The "First Adolescence" in 6-Year-Old Children
We all know that many children in their teens have a crisis (or many of them), which we can observe by the changes in their behavior. But it has also been proven that, in many cases, 6-year-olds suffer from the so-called “first adolescence.”
How can we detect a crisis like this? In children of around 6 years of age, it’s common to see changes in behavior. Arguments can arise at home and this can repeat itself day after day. Faced with a situation like this, it’s important for parents to bear three basic ideas in mind: be patient, be loving and be firm.
Behavior changes: the crisis of the “first adolescence”
As parents, when we start to observe these behavioral changes in our 6-year-old child, we tend to react with uncertainty. We don’t understand how such a young child already has these behavioral problems. This causes us frustration and tension because our children aren’t behaving as they should.
If you notice that your 6-year-old is starting to behave like a little teenager, then, first of all, don’t worry. Many professionals refer to this crisis as “the first adolescence.”
These crises are normal and need to happen in order for them to change and develop. At this age, a child is ready to start forming his or own identity and personality, which is why this crisis takes place.
How the first adolescence manifests itself
They don’t accept authority, when they previously did
During this stage, the child may question and oppose everything their parents say to them.
They don’t reflect
The child starts to behave impulsively and doesn’t take into account the consequences of their actions. They do whatever they feel like doing, and whenever they want to do it – they don’t think about anyone or anything else.
Emotional instability
They’re crying one minute, and then they start laughing. They go from one state to another very easily. They’re more emotionally sensitive and can sometimes react disproportionately.
Challenging attitudes
They can show these attitudes in an attempt to impose their will and do what they want.
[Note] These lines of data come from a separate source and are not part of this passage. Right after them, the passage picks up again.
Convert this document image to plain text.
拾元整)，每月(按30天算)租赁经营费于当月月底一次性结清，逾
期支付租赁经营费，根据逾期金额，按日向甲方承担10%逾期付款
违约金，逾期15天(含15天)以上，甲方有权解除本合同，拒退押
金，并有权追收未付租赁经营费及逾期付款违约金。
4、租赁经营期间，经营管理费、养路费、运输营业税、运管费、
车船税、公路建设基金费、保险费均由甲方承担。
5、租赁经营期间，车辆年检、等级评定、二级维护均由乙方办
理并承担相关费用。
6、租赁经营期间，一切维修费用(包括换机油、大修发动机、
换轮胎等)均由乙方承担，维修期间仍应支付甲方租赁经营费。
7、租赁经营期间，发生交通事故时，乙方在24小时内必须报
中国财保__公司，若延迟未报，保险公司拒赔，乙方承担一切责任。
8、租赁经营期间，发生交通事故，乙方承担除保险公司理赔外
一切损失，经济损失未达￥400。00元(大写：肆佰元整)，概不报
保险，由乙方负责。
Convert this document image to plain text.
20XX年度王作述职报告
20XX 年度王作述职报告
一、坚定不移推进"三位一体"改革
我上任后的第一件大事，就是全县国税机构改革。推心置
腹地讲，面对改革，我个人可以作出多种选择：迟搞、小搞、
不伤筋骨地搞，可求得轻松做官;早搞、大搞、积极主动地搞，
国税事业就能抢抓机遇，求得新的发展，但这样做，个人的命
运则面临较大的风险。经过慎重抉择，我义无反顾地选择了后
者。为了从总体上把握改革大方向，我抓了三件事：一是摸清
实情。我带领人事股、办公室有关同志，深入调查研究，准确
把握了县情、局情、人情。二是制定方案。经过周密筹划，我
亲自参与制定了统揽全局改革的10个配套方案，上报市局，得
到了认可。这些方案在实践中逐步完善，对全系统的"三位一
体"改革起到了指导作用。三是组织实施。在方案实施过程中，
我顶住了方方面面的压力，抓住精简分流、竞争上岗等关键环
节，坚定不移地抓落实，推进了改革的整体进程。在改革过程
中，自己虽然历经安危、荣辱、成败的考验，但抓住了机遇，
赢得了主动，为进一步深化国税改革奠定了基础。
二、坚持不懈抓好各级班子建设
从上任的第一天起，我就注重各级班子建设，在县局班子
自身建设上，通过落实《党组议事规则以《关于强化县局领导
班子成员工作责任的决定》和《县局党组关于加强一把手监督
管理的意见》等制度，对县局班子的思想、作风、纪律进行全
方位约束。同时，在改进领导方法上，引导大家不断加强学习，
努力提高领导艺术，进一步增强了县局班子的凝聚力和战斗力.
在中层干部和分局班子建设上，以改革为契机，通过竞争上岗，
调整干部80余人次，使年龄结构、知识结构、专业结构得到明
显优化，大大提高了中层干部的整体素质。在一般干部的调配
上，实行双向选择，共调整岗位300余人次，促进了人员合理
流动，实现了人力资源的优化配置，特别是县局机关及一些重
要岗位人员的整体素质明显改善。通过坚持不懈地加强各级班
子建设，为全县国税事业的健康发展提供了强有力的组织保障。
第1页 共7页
Difficulty in making decisions
If they have to choose something or make some sort of decision, they can’t seem to cope and don’t know what to do.
They’re more active
They become very active and dynamic children, with great curiosity and interest in everything around them, always wanting to discover new activities.
This stage is very difficult for children. They feel helpless, vulnerable and uneasy, as they have to cope with the formation of their new identity and, because of that, take on a different role from the one they had until then.
For this reason, it’s important that they feel understood, and that we provide them with security, trust and affection during this “first adolescence.”
Causes that make the first adolescence worse
Although it’s common for this crisis to occur at the age of 6, it doesn’t have to occur in every child. Even if it does, it may not occur with the same intensity. So, we mustn’t forget that each child is different, and they all have characteristics that make them unique.
To conclude, here are some reasons why the so-called first adolescence may appear, or may be stronger than in other children:
- In the family: If there’s stress in the family, a feeling of insecurity, a lack of time with their parents, or a permissive or authoritarian style of discipline.
- In the child: If the child already has a difficult temperament, low self-esteem or self-confidence, feels insecure, is impulsive, and has some difficulties in their developmental process.
- With friends: Where there’s a rejection by their group of friends or peers, and when they suffer from problematic friendships.
- At school: A lack of adaptation to the school environment, low school performance, and learning difficulties. This crisis usually appears when children go from Infant to Primary school, and this change can also add to the problem if they don’t adjust well.
- Parent-school connection: When there’s a lack of contact between their parents and the child’s school, and when parents don’t know who their friends are or their friends’ parents.
Don’t resort to shouting
During this period, it’s sometimes difficult to remain calm and deal with the situation quietly, especially when they become unbearable. However, if we resort to shouting at our children, this will only create and worsen the tension and will, ultimately, get us nowhere.
The main thing here is to be patient and, if they become overly defiant, then make sure they know what the rules are, and to be clear that you expect them to obey them. It’s best to ignore them until they get over it.
This period can be challenging for parents, but with love, affection and patience, in the end, everything will pass and we’ll be able to avoid arguments and a bad atmosphere at home.